Teachers’ Comments: The book and DVD are musts for any golfer who struggles with the game.
Jim Hardy’s The Plane Truth For Golfers is perhaps the best golf instruction book I’ve ever read. And the new DVD is the perfect companion piece.
Hardy’s basic thesis is that there are there are two separate and distinct types of golf swings: the one plane, and the two plane swing. Both are equally valid and equally effective. The trouble comes, Hardy says, when elements of the one swing are mixed with the elements of the other.
It’s a terrific theory—and everyone that I know who has read the book says that they have benefited from it. Hardy himself says that he expects that if you are able to isolate the elements of just one swing, you will see an immediate improvement. You can read my entire review of the book here.
If I had one criticism of the book when it was first released, it was that some of the concepts were difficult for me to visualize. What it really needed, I wrote in my review, was a DVD. Apparently, someone was listening, because Hardy has now released a three disk set.

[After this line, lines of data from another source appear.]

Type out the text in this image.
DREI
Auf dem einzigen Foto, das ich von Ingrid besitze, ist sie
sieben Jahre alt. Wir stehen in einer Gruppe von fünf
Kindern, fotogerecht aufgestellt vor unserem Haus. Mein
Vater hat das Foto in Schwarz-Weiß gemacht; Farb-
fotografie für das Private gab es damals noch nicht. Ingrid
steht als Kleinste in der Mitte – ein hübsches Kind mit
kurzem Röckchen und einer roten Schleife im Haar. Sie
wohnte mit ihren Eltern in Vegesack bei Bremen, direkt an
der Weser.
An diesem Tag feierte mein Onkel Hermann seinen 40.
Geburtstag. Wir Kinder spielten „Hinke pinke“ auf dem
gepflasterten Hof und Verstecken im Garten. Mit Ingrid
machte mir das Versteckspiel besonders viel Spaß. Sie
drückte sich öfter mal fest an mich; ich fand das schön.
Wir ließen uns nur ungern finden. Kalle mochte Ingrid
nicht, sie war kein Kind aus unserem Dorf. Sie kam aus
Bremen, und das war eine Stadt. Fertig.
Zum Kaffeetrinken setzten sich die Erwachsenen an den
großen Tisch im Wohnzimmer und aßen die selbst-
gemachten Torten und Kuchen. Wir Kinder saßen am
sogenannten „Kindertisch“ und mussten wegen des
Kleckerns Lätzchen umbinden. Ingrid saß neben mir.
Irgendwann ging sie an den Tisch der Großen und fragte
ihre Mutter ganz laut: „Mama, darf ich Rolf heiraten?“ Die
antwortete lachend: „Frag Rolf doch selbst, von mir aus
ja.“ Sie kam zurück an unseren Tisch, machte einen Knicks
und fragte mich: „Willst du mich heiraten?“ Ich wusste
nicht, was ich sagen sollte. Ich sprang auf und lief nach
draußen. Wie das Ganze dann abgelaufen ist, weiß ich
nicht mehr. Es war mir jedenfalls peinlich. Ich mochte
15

In The Plane Truth DVD, Jim Hardy walks golfers through his Plane Truth theory, illustrating his concepts with clear visuals and demonstrations and explaining them in plain, earnest language. I liked Hardy immediately, for he made me believe in his program.

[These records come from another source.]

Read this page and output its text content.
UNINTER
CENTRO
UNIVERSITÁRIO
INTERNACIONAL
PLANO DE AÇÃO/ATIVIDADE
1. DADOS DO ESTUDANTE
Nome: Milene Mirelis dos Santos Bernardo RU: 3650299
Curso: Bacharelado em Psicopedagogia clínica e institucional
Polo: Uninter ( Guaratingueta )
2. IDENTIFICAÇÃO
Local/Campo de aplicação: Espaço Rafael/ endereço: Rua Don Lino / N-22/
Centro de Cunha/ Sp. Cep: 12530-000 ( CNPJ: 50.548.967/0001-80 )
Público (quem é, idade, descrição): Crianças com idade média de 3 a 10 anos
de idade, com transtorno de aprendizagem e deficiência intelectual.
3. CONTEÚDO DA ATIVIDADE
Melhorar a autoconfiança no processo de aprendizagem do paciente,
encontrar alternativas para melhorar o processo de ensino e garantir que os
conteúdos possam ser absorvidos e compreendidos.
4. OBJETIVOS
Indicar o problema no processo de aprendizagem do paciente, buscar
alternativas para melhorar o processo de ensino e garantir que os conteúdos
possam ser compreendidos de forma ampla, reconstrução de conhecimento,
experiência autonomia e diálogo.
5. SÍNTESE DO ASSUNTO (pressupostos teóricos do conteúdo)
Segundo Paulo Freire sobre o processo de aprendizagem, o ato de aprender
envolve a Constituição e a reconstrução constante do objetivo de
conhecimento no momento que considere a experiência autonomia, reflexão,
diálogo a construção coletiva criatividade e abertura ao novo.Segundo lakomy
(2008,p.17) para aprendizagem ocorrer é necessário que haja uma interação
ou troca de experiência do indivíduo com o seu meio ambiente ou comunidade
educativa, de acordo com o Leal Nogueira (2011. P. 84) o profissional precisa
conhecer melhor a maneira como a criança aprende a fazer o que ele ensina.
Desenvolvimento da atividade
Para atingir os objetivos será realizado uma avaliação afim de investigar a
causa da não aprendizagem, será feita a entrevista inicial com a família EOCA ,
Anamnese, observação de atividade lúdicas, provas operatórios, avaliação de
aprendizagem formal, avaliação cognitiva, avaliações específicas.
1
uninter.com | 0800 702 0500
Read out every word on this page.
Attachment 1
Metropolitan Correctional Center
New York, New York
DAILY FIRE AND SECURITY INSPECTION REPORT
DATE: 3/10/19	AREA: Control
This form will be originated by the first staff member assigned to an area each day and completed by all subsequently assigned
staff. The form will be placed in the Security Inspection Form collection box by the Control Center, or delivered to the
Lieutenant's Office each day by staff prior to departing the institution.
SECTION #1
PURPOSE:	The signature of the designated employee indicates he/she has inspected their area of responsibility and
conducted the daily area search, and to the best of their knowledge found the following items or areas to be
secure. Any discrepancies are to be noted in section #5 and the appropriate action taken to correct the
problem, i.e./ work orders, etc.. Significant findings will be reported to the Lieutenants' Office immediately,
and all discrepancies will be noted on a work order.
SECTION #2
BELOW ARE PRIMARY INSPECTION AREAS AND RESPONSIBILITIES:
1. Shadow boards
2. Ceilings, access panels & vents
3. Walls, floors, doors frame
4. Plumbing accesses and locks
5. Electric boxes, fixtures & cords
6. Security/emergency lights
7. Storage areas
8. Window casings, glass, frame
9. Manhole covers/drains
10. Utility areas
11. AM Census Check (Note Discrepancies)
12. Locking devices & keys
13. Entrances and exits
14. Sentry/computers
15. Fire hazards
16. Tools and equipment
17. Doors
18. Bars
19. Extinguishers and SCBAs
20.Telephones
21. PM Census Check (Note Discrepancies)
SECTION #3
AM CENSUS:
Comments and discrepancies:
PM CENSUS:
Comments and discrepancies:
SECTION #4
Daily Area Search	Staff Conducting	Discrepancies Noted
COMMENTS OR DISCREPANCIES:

The first DVD covers the essential question of whether you are—or need to become—a one, or two plane swinger. For me, this has always been one of the most difficult parts of the Plane Swing concept. The one-plane swing is simpler, but requires more flexibility than the two-plane. My problem was that I was never sure that I could actually turn as much as needed to be a one-planer. After watching Hardy demonstrate, I was able to settle the issue in my mind conclusively.
In the second DVD, Hardy takes the viewer through the setup and backswing for the one- and two-plane swings. As good as the book is, it is really useful to see the setup and backswing in action. For me, the most useful part was in seeing just how far I need to bend over to make it work.
Hardy says that he had considered making one DVD for the one-plane and one for the two-plane, but ultimately rejected the idea. He thinks that there is value in seeing how the two compare. I agree. When he compares the two, I can see how the elements of the one can creep into the other and ruin the swing.
In the third DVD, Hardy demonstrates the downswing and follow through. As with the other two, it was useful to see the two swing types demonstrated. It also was useful to see Hardy illustrate the differences between the two.
My set also came with a bonus disk of drills. I have not yet had a chance to test the long term effects of these, but I am convinced that they are worthwhile.
From a production values standpoint, it’s obvious that Jim Hardy and his staff took care to see that it was done right. The image is clear; the camera is steady and perfectly positioned. I also appreciated the sound quality. As deaf as I am, I had no problem following Hardy’s monologue.
I recommend that you get this DVD in conjunction with the book. I don’t think that it’s a replacement for the book; but I also think that it offers so much more,
As a postscript, I’d like to make another suggestion to Team Hardy: that they compile a state-by-state list of teachers who are Hardy disciples. After reading the book and seeing the “movie”, I realized that most of the instructors I’ve visited were teaching a mixture of the two styles to one degree or another. I’m never going to have the chance to study under Hardy personally, but it would be nice to get a lesson or two from someone he approves of.